Fig. 2:Sensitivity for jujube alternaria of the present invention detects amplification figure, and swimming lane M is 100bp Marker in figure,
Swimming lane 1 be 10ng, swimming lane 2 be 1ng, swimming lane 3 be 100pg, swimming lane 4 be 10pg, swimming lane 5 be 1pg, swimming lane 6 be 100fg, swimming lane 7
For 10fg, swimming lane 8 is 1fg, and swimming lane 9 is 100ag.
Fig. 3:For the testing result figure of incidence tissue of the present invention, swimming lane M is 100bp Marker in figure, and swimming lane 1 is the positive
Control, swimming lane 2-3 is disease fruit, and swimming lane 4-5 is sick leaf, and swimming lane 6-7 is invalid body mixture in topsoil, and swimming lane 8-9 is tree
Under invalid leaf, swimming lane 10-11 is invalid fruit under tree, and swimming lane 12 is organized for the jujube fruit of health, 13 for health leaf tissue, CK is
Negative control.
Specific embodiment
The present invention, but following enforcements can be further expressly understood by the specific embodiment of invention now given below
Example is not limitation of the invention.Following examples are merely to illustrate technical scheme and unrestricted, this area
It will be appreciated by the skilled person that technical scheme can be modified or equivalent, without deviating from skill of the present invention
The objective and scope of art scheme, it all should cover in the middle of scope of the presently claimed invention.The following example is according to routine
Experiment condition, or the operating technology code described in pertinent literature has been delivered, or according to the experiment condition proposed by manufacturer.

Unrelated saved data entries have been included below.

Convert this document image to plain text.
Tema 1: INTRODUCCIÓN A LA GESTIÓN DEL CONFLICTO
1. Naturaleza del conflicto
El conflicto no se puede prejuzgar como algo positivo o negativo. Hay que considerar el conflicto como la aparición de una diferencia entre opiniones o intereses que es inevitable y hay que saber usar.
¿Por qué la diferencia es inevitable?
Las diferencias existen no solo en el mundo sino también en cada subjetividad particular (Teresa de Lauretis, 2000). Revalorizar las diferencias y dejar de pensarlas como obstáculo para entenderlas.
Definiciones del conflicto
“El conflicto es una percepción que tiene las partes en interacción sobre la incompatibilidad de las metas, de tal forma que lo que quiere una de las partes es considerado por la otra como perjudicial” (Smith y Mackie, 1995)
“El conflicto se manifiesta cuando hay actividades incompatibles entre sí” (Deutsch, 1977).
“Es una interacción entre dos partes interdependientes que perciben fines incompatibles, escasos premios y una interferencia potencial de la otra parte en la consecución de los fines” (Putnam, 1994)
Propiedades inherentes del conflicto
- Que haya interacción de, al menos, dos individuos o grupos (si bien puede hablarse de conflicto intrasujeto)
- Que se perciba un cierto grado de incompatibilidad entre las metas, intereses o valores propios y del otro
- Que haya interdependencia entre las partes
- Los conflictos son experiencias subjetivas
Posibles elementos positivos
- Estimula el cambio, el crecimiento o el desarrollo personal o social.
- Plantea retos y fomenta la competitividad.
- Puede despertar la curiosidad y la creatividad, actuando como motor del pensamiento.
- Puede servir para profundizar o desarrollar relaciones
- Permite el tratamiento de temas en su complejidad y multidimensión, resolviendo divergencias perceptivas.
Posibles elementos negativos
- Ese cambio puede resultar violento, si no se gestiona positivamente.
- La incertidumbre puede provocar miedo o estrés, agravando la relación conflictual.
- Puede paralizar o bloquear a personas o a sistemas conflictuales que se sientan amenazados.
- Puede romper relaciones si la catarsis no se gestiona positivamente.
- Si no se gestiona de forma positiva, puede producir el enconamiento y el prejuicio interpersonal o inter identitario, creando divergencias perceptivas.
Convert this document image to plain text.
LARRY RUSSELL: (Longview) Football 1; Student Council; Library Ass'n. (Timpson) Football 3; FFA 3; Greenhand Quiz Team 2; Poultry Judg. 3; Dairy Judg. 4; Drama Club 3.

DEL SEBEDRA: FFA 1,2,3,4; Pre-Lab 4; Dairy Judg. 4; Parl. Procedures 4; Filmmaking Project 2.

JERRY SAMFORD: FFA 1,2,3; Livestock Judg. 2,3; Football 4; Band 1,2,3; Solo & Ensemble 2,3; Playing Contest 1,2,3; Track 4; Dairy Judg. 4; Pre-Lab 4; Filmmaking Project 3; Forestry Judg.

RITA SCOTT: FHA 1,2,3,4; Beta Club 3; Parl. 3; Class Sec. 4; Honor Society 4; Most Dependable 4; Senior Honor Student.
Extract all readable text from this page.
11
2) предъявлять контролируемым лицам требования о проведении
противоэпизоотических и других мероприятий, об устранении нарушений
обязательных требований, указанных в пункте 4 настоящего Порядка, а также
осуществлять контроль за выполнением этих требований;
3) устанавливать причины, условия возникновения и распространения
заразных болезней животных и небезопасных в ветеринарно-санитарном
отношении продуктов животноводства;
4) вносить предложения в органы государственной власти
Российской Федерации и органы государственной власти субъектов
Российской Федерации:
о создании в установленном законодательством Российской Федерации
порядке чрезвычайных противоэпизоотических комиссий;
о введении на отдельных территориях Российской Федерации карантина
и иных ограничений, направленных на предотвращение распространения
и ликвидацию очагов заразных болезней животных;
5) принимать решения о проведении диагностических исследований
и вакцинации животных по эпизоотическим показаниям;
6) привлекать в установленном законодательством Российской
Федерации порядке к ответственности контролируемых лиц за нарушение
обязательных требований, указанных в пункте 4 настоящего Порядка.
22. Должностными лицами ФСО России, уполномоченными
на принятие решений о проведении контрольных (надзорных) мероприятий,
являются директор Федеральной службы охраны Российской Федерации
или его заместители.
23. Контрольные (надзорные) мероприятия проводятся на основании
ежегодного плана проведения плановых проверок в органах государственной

Embodiment 1:The design of PCR detection primer sequences and the specific amplification of primer pair jujube alternaria
1. the design of primer and synthesis
Alternaria difference inter-species hsp70 gene order according to announcing in GenBank compares, and utilizes
Primer Premer5 design the pair of primers for having specific amplification effect to alternaric bacteria (A.alternata), primer
Sequence is:Upstream primer Alt-F:5 '-GTATCTCTGCTAAGAACGCT-CTCG-3 ' downstream primer Alt-R:5’-
GCTGAGACTCGTACTCGTCCTT-3 ', primer is synthesized by Shanghai Sheng Gong bioengineering Co., Ltd.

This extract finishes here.